The papers, among more than 40 cartons of evidence seized during an FBI raid at the cult's Los Angeles headquarters in July 1978, show the Clearwater branch was involved in a worldwide spying mission dubbed "Snow White."
The operation was ordered by sect founder L. Ron Hubbard and carried out by ranking "guardians," including his wife, Mary Sue, the documents show.
Mrs. Hubbard and eight other top church officials were found guy last Friday of conspiring to break into government offices, steal documents and bug meetings. Two indicted guardians remain in England, where extradition proceedings will begin next week.
Specific operations relating to Clearwater — projects "Goldmine" and "Normandie" — appeared to have been launched when Scientologists arrived in Clearwater four years ago under the guise of a group called United Churches of Florida. Only limited descriptions of these operations were among papers Richey released, but one document showed Scientologists were ordered to probe all aspects of city and county government and attempt to malign groups and individuals the church viewed as enemies.
Scientology attorney Michael Hertzberg attempted to convince Richey Friday to temporarily block any further release of t.he documents and to return them to the church. Hertzberg argued the government’s need for the evidence "terminated with the guilty verdict of this court last Friday."
Without citing specific instances, Hertzberg continued that public release of the material would cause "irreparable injury" to Scientology activity.
Spokesman for the California-based sect have indicated the documents would be damaging because they "tell nothing about the actual working of the Church of Scientology or of the crimes of government agencies which the church has been fighting for over 25 years."
But Assistant U.S. Attorney Steve Tabakman said the documents would be used in the upcoming cases of two indicted guardians, Mo Budlong and Jane Kember, now in England.
Tabakman said returning the documents to the cult also would hinder grand jury probes in Tampa and New York.
Richey also rejected the Scientologists compromise request that if the documents were not returned, they at least should be kept sealed.
"This case is the only one in this court in which documents are not being put on the public record," the judge said. "To continue to do so would not serve the public interest."

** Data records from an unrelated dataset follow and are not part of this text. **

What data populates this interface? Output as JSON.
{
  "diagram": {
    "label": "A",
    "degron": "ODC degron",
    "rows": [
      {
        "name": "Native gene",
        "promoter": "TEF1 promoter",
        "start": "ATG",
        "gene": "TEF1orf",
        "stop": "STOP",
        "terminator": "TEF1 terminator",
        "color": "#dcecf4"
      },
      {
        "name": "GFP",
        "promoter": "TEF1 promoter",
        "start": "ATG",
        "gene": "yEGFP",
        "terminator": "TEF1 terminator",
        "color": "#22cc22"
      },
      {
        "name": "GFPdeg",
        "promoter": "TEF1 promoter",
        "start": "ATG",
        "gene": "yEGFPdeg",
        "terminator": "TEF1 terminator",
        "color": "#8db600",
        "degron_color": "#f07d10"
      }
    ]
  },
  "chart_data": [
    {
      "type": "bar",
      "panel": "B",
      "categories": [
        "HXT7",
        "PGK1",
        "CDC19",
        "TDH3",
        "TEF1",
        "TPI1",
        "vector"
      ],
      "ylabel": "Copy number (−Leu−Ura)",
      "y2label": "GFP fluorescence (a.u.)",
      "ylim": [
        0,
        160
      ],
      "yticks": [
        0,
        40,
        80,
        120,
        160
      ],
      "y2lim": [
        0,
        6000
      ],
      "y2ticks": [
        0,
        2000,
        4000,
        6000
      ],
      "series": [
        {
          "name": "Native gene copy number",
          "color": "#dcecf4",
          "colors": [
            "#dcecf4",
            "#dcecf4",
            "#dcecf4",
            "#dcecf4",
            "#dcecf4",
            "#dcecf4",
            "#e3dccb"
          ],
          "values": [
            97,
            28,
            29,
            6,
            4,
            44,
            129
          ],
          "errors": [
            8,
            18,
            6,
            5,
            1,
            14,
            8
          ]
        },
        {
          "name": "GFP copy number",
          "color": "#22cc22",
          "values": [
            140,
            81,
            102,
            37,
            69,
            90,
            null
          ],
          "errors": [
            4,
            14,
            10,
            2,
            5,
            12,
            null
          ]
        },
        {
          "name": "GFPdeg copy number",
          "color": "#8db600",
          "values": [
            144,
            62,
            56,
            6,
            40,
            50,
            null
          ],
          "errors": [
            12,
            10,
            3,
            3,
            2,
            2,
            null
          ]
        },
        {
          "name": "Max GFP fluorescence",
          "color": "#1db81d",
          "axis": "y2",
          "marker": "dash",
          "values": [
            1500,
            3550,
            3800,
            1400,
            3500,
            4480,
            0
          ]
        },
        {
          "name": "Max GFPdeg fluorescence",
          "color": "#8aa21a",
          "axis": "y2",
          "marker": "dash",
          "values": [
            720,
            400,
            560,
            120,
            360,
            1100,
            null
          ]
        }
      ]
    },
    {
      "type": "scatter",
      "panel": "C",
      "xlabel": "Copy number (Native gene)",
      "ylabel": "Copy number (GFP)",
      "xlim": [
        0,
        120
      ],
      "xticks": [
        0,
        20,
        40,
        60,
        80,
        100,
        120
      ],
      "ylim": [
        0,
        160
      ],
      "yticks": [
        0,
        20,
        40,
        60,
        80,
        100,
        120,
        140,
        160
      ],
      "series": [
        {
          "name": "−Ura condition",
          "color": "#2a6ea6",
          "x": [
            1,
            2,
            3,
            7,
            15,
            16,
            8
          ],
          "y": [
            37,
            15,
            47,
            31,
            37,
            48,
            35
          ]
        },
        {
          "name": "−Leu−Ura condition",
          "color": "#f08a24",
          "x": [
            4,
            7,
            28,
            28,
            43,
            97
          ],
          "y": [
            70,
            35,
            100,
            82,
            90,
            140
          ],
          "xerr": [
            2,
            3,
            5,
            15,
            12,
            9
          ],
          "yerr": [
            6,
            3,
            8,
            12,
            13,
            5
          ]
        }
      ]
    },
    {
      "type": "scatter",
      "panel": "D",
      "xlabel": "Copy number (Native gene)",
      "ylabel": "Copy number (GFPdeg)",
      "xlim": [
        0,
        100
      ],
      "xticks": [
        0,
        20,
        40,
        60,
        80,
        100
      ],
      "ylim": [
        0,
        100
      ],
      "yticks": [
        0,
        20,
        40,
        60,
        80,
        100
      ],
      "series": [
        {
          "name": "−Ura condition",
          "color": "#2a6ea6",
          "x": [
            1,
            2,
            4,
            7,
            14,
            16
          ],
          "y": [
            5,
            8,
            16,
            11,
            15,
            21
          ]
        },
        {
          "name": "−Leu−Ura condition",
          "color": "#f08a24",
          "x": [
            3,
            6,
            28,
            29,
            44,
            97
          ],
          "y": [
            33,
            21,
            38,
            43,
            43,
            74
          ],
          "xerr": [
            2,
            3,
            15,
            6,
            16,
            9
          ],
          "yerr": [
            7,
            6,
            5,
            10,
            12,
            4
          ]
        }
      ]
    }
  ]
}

Scientologists asked for the restraining order Thursday night after Richey released documents showing the sect kept dossiers and ran "rumour campaigns" against public officials and private medical groups around the nation.
Richey also denied a last-minute appeal attempt after Friday‘s hearing but court officials said Scientologists will get another chance to stay Richey‘s order in the U.S. Court of Appeal next week.
Richey apparently will continue making documents available on Monday. He has been reviewing the papers privately since the conviction of the cult leaders and issuing those he feels are not damaging to innocent parties.